Some of the adults and older children are finishing up a game of touch football in the backyard while a few of the younger kids play tag. Your uncle brought a friend from work, a die-hard Detroit Lions fan who is glued to the TV with a couple of other people taking in the pregame show. Several others are talking in the kitchen as they put the finishing touches on the Thanksgiving feast they will all be eating in 20 minutes or so.
After sitting down at the table with one another for a laid-back, longer-than-usual lunch filled with laughter and connection, the day will continue—together. Some will begin putting away leftovers and washing the dishes. Some will immediately settle into chairs and couches for the football game (and probably a nap). Some will go back outside to play more touch football. Some will strike up conversations with cousins they haven’t seen in a while.
Eventually, those who are hungry will get the leftovers back out for an informal supper. Some will be reading a beloved book on the couch, while others will be talking. The gathering will last well into the evening. Some will need to go home; others will spend the night. Before adjourning, they’ll make plans to do things tomorrow.
It may sound strange to compare missional communities to an extended family gathering around the Thanksgiving table. But that’s where we have to begin. Why? Because, ultimately, we believe that missional communities, while enormously valuable, are only as valuable as their ability to get us to our true destination, a reality we call oikos.
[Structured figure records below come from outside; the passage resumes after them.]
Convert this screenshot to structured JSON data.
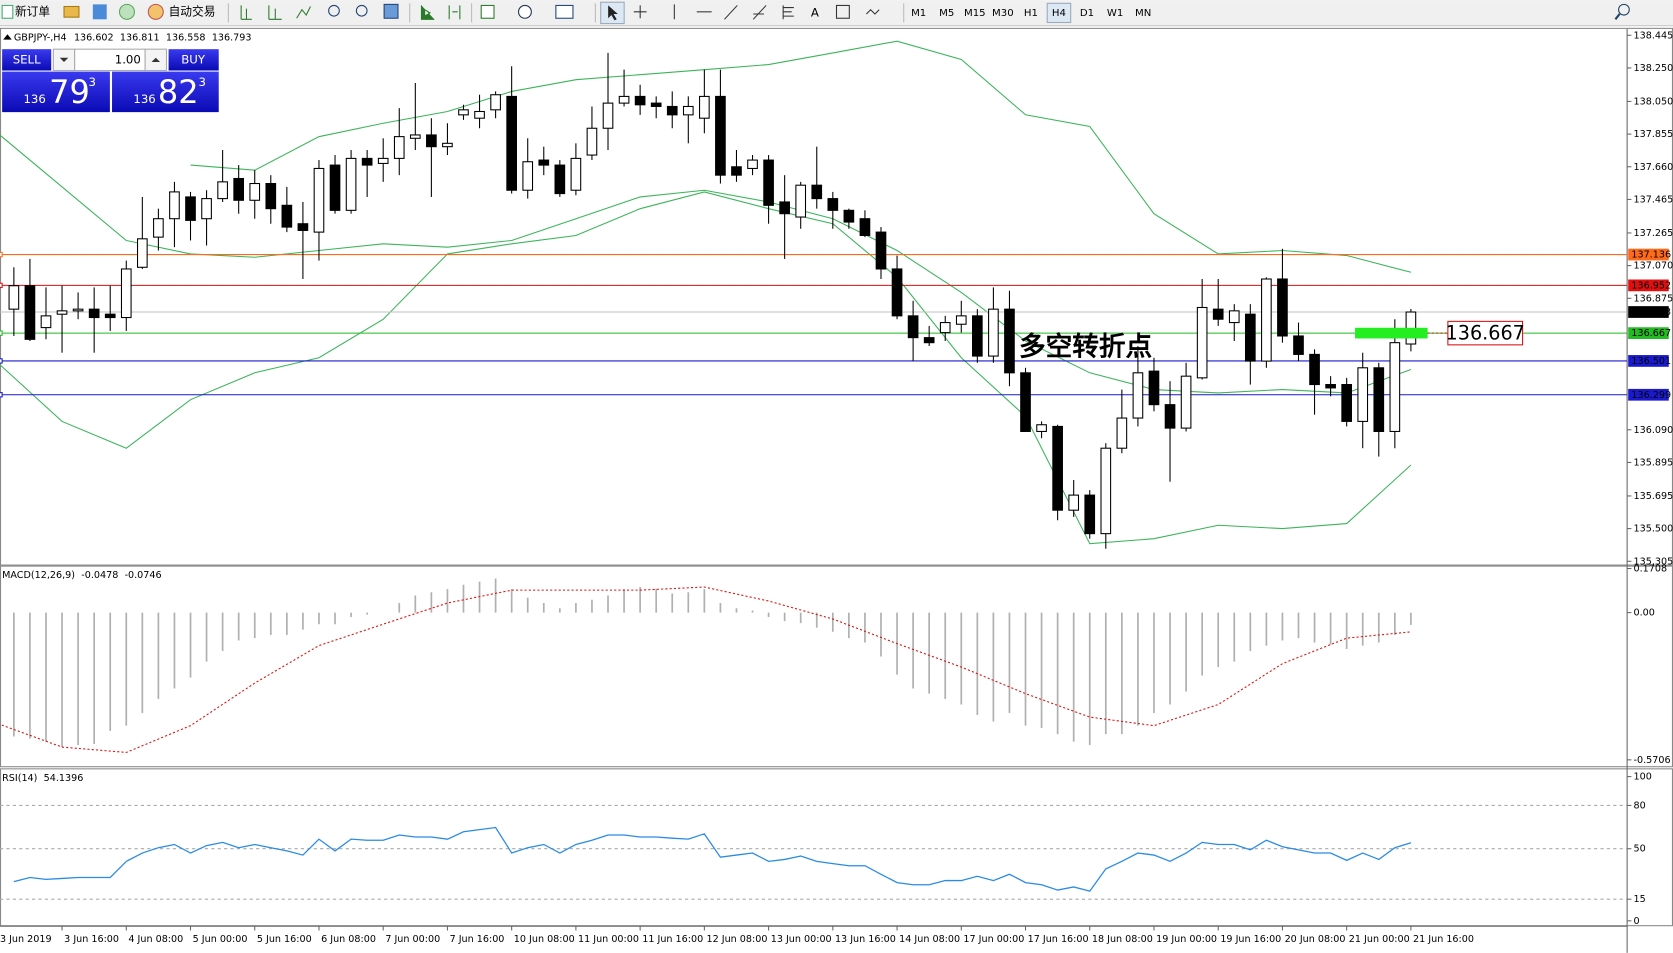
{
  "toolbar": {
    "new_order": "新订单",
    "auto_trading": "自动交易",
    "timeframes": [
      {
        "label": "M1"
      },
      {
        "label": "M5"
      },
      {
        "label": "M15"
      },
      {
        "label": "M30"
      },
      {
        "label": "H1"
      },
      {
        "label": "H4",
        "selected": true
      },
      {
        "label": "D1"
      },
      {
        "label": "W1"
      },
      {
        "label": "MN"
      }
    ]
  },
  "trade_panel": {
    "sell": "SELL",
    "buy": "BUY",
    "lots": "1.00",
    "bid": {
      "big": "136",
      "pips": "79",
      "point": "3"
    },
    "ask": {
      "big": "136",
      "pips": "82",
      "point": "3"
    }
  },
  "time_axis": {
    "labels": [
      "3 Jun 2019",
      "3 Jun 16:00",
      "4 Jun 08:00",
      "5 Jun 00:00",
      "5 Jun 16:00",
      "6 Jun 08:00",
      "7 Jun 00:00",
      "7 Jun 16:00",
      "10 Jun 08:00",
      "11 Jun 00:00",
      "11 Jun 16:00",
      "12 Jun 08:00",
      "13 Jun 00:00",
      "13 Jun 16:00",
      "14 Jun 08:00",
      "17 Jun 00:00",
      "17 Jun 16:00",
      "18 Jun 08:00",
      "19 Jun 00:00",
      "19 Jun 16:00",
      "20 Jun 08:00",
      "21 Jun 00:00",
      "21 Jun 16:00"
    ]
  },
  "chart_data": [
    {
      "type": "candlestick",
      "symbol": "GBPJPY-,H4",
      "ylim": [
        135.292,
        138.483
      ],
      "yticks": [
        138.445,
        {
          "value": 138.25,
          "label": "138.250"
        },
        {
          "value": 138.05,
          "label": "138.050"
        },
        137.855,
        {
          "value": 137.66,
          "label": "137.660"
        },
        137.465,
        137.265,
        {
          "value": 137.07,
          "label": "137.070"
        },
        136.875,
        {
          "value": 136.09,
          "label": "136.090"
        },
        135.895,
        135.695,
        {
          "value": 135.5,
          "label": "135.500"
        },
        135.305
      ],
      "candles": [
        [
          136.81,
          137.06,
          136.65,
          136.95
        ],
        [
          136.95,
          137.11,
          136.62,
          136.63
        ],
        [
          136.7,
          136.94,
          136.63,
          136.77
        ],
        [
          136.78,
          136.95,
          136.55,
          136.8
        ],
        [
          136.8,
          136.91,
          136.75,
          136.81
        ],
        [
          136.81,
          136.94,
          136.55,
          136.76
        ],
        [
          136.78,
          136.95,
          136.68,
          136.76
        ],
        [
          136.76,
          137.1,
          136.68,
          137.05
        ],
        [
          137.06,
          137.48,
          137.05,
          137.23
        ],
        [
          137.24,
          137.41,
          137.16,
          137.35
        ],
        [
          137.35,
          137.57,
          137.18,
          137.51
        ],
        [
          137.48,
          137.51,
          137.22,
          137.34
        ],
        [
          137.35,
          137.52,
          137.19,
          137.47
        ],
        [
          137.47,
          137.76,
          137.45,
          137.57
        ],
        [
          137.59,
          137.67,
          137.38,
          137.46
        ],
        [
          137.46,
          137.64,
          137.35,
          137.56
        ],
        [
          137.56,
          137.61,
          137.32,
          137.41
        ],
        [
          137.43,
          137.54,
          137.27,
          137.3
        ],
        [
          137.32,
          137.45,
          136.99,
          137.28
        ],
        [
          137.27,
          137.7,
          137.1,
          137.65
        ],
        [
          137.67,
          137.73,
          137.38,
          137.4
        ],
        [
          137.4,
          137.76,
          137.38,
          137.71
        ],
        [
          137.71,
          137.76,
          137.48,
          137.67
        ],
        [
          137.68,
          137.83,
          137.57,
          137.71
        ],
        [
          137.71,
          138.01,
          137.61,
          137.84
        ],
        [
          137.83,
          138.16,
          137.76,
          137.85
        ],
        [
          137.85,
          137.95,
          137.48,
          137.78
        ],
        [
          137.78,
          137.92,
          137.73,
          137.8
        ],
        [
          137.97,
          138.03,
          137.94,
          138.0
        ],
        [
          137.95,
          138.09,
          137.89,
          137.99
        ],
        [
          138.0,
          138.11,
          137.95,
          138.09
        ],
        [
          138.08,
          138.26,
          137.5,
          137.52
        ],
        [
          137.52,
          137.83,
          137.47,
          137.69
        ],
        [
          137.7,
          137.78,
          137.61,
          137.67
        ],
        [
          137.67,
          137.7,
          137.48,
          137.5
        ],
        [
          137.52,
          137.8,
          137.49,
          137.71
        ],
        [
          137.73,
          138.02,
          137.7,
          137.89
        ],
        [
          137.89,
          138.34,
          137.76,
          138.04
        ],
        [
          138.04,
          138.24,
          138.02,
          138.08
        ],
        [
          138.08,
          138.15,
          137.97,
          138.03
        ],
        [
          138.04,
          138.08,
          137.95,
          138.02
        ],
        [
          138.02,
          138.11,
          137.89,
          137.97
        ],
        [
          137.97,
          138.08,
          137.8,
          138.02
        ],
        [
          137.95,
          138.24,
          137.86,
          138.08
        ],
        [
          138.08,
          138.24,
          137.56,
          137.61
        ],
        [
          137.66,
          137.76,
          137.57,
          137.61
        ],
        [
          137.65,
          137.73,
          137.61,
          137.7
        ],
        [
          137.7,
          137.73,
          137.32,
          137.43
        ],
        [
          137.45,
          137.61,
          137.11,
          137.38
        ],
        [
          137.36,
          137.57,
          137.29,
          137.55
        ],
        [
          137.55,
          137.78,
          137.41,
          137.47
        ],
        [
          137.47,
          137.51,
          137.29,
          137.4
        ],
        [
          137.4,
          137.41,
          137.29,
          137.33
        ],
        [
          137.35,
          137.4,
          137.24,
          137.25
        ],
        [
          137.27,
          137.3,
          136.99,
          137.05
        ],
        [
          137.05,
          137.13,
          136.75,
          136.77
        ],
        [
          136.77,
          136.86,
          136.5,
          136.64
        ],
        [
          136.64,
          136.71,
          136.59,
          136.61
        ],
        [
          136.67,
          136.77,
          136.62,
          136.73
        ],
        [
          136.72,
          136.86,
          136.67,
          136.77
        ],
        [
          136.77,
          136.81,
          136.49,
          136.53
        ],
        [
          136.53,
          136.94,
          136.49,
          136.81
        ],
        [
          136.81,
          136.92,
          136.35,
          136.43
        ],
        [
          136.43,
          136.46,
          136.08,
          136.08
        ],
        [
          136.08,
          136.14,
          136.04,
          136.12
        ],
        [
          136.11,
          136.12,
          135.55,
          135.61
        ],
        [
          135.61,
          135.79,
          135.57,
          135.7
        ],
        [
          135.7,
          135.73,
          135.44,
          135.47
        ],
        [
          135.47,
          136.01,
          135.38,
          135.98
        ],
        [
          135.98,
          136.33,
          135.95,
          136.16
        ],
        [
          136.16,
          136.59,
          136.11,
          136.43
        ],
        [
          136.44,
          136.52,
          136.2,
          136.24
        ],
        [
          136.24,
          136.38,
          135.78,
          136.1
        ],
        [
          136.1,
          136.49,
          136.08,
          136.41
        ],
        [
          136.4,
          136.99,
          136.39,
          136.82
        ],
        [
          136.81,
          136.99,
          136.71,
          136.75
        ],
        [
          136.73,
          136.84,
          136.62,
          136.8
        ],
        [
          136.78,
          136.84,
          136.36,
          136.5
        ],
        [
          136.5,
          137.0,
          136.46,
          136.99
        ],
        [
          136.99,
          137.17,
          136.61,
          136.65
        ],
        [
          136.65,
          136.73,
          136.5,
          136.54
        ],
        [
          136.54,
          136.57,
          136.18,
          136.36
        ],
        [
          136.36,
          136.41,
          136.29,
          136.34
        ],
        [
          136.36,
          136.4,
          136.11,
          136.14
        ],
        [
          136.14,
          136.55,
          135.98,
          136.46
        ],
        [
          136.46,
          136.49,
          135.93,
          136.08
        ],
        [
          136.08,
          136.75,
          135.98,
          136.61
        ],
        [
          136.602,
          136.811,
          136.558,
          136.793
        ]
      ],
      "bands_x": [
        -1,
        3,
        7,
        11,
        15,
        19,
        23,
        27,
        31,
        35,
        39,
        43,
        47,
        51,
        55,
        59,
        63,
        67,
        71,
        75,
        79,
        83,
        87
      ],
      "bands": [
        {
          "color": "#3cb45a",
          "values": [
            null,
            null,
            null,
            137.67,
            137.64,
            137.84,
            137.92,
            137.99,
            138.11,
            138.18,
            138.21,
            138.24,
            138.27,
            138.34,
            138.41,
            138.3,
            137.97,
            137.9,
            137.38,
            137.14,
            137.16,
            137.13,
            137.03
          ]
        },
        {
          "color": "#3cb45a",
          "values": [
            137.86,
            137.54,
            137.22,
            137.14,
            137.12,
            137.16,
            137.2,
            137.18,
            137.22,
            137.35,
            137.48,
            137.52,
            137.45,
            137.35,
            137.16,
            136.91,
            136.62,
            136.43,
            136.33,
            136.31,
            136.33,
            136.31,
            136.45
          ]
        },
        {
          "color": "#3cb45a",
          "values": [
            136.49,
            136.14,
            135.98,
            136.27,
            136.43,
            136.52,
            136.75,
            137.14,
            137.2,
            137.25,
            137.41,
            137.51,
            137.41,
            137.32,
            137.0,
            136.52,
            136.17,
            135.41,
            135.44,
            135.52,
            135.5,
            135.53,
            135.88
          ]
        }
      ],
      "hlines": [
        {
          "value": 137.136,
          "color": "#ff6a1a"
        },
        {
          "value": 136.952,
          "color": "#e01010"
        },
        {
          "value": 136.667,
          "color": "#22bb22"
        },
        {
          "value": 136.501,
          "color": "#1a1acc"
        },
        {
          "value": 136.299,
          "color": "#1a1acc"
        }
      ],
      "annotation": {
        "text": "多空转折点",
        "color": "#11bb11"
      }
    },
    {
      "type": "macd",
      "name": "MACD(12,26,9)",
      "ylim": [
        -0.591,
        0.178
      ],
      "yticks": [
        0.1708,
        {
          "value": 0,
          "label": "0.00"
        },
        -0.5706
      ],
      "histogram": [
        -0.48,
        -0.488,
        -0.5,
        -0.521,
        -0.513,
        -0.509,
        -0.459,
        -0.438,
        -0.389,
        -0.335,
        -0.294,
        -0.252,
        -0.19,
        -0.149,
        -0.108,
        -0.099,
        -0.087,
        -0.087,
        -0.066,
        -0.045,
        -0.045,
        -0.017,
        -0.008,
        0.0,
        0.037,
        0.066,
        0.079,
        0.091,
        0.108,
        0.12,
        0.132,
        0.091,
        0.058,
        0.037,
        0.017,
        0.037,
        0.05,
        0.066,
        0.091,
        0.099,
        0.091,
        0.074,
        0.079,
        0.091,
        0.037,
        0.017,
        0.008,
        -0.017,
        -0.033,
        -0.041,
        -0.058,
        -0.074,
        -0.099,
        -0.116,
        -0.17,
        -0.24,
        -0.294,
        -0.314,
        -0.335,
        -0.356,
        -0.397,
        -0.422,
        -0.389,
        -0.438,
        -0.447,
        -0.471,
        -0.5,
        -0.513,
        -0.471,
        -0.471,
        -0.438,
        -0.389,
        -0.356,
        -0.306,
        -0.244,
        -0.211,
        -0.19,
        -0.149,
        -0.128,
        -0.108,
        -0.099,
        -0.116,
        -0.124,
        -0.141,
        -0.128,
        -0.116,
        -0.087,
        -0.0478
      ],
      "histogram_color": "#b0b0b0",
      "signal_x": [
        -1,
        3,
        7,
        11,
        15,
        19,
        23,
        27,
        31,
        35,
        39,
        43,
        47,
        51,
        55,
        59,
        63,
        67,
        71,
        75,
        79,
        83,
        87
      ],
      "signal": [
        -0.43,
        -0.521,
        -0.542,
        -0.438,
        -0.273,
        -0.128,
        -0.045,
        0.037,
        0.087,
        0.087,
        0.087,
        0.099,
        0.045,
        -0.025,
        -0.12,
        -0.211,
        -0.314,
        -0.405,
        -0.438,
        -0.356,
        -0.198,
        -0.099,
        -0.0746
      ],
      "signal_color": "#e01010"
    },
    {
      "type": "line",
      "name": "RSI(14)",
      "ylim": [
        -3,
        105
      ],
      "yticks": [
        100,
        80,
        50,
        15,
        0
      ],
      "levels": [
        80,
        50,
        15
      ],
      "color": "#2a8be6",
      "values": [
        27.2,
        30.1,
        28.7,
        29.4,
        30.1,
        30.1,
        30.1,
        41.2,
        47.0,
        50.7,
        52.9,
        47.0,
        52.2,
        54.4,
        50.7,
        52.9,
        50.7,
        48.5,
        45.6,
        56.6,
        48.5,
        56.6,
        55.9,
        55.9,
        59.5,
        58.1,
        58.1,
        56.6,
        61.7,
        63.2,
        64.7,
        47.0,
        50.7,
        52.9,
        47.0,
        52.9,
        55.9,
        59.5,
        59.5,
        58.1,
        58.1,
        57.3,
        56.6,
        60.3,
        44.1,
        45.6,
        47.0,
        41.2,
        42.6,
        44.9,
        41.2,
        39.7,
        38.2,
        38.2,
        32.3,
        26.5,
        25.0,
        25.0,
        27.9,
        27.9,
        30.9,
        27.9,
        32.3,
        26.5,
        25.0,
        21.3,
        23.5,
        20.6,
        36.0,
        41.2,
        47.0,
        45.6,
        41.2,
        47.0,
        54.4,
        52.9,
        52.9,
        49.2,
        55.9,
        51.4,
        49.2,
        47.0,
        47.0,
        41.9,
        47.0,
        42.6,
        50.7,
        54.1396
      ]
    }
  ]
}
Oikos is a Greek word used in the New Testament to refer to “households,” which were essentially extended families who functioned together with a common purpose. In the early church, discipleship and mission always centered around and flourished in the oikos. This vehicle facilitated the relational dynamic that allowed the church to thrive in the midst of persecution and hardship for hundreds of years.
Oikos still helps the church thrive today, even in places where persecution is quite severe. We are absolutely convinced that oikos is what the church needs to reclaim if it is going to become the kind of movement the church was in its earliest days.
In fact, living as oikos has been the norm for almost every culture for most of human history. It’s just how family was—not 2.4 children in a single-family home, but a wider community sharing life and work and celebration and commerce together. Only in the last hundred years or so in the West have we lost this sense of being extended families on mission.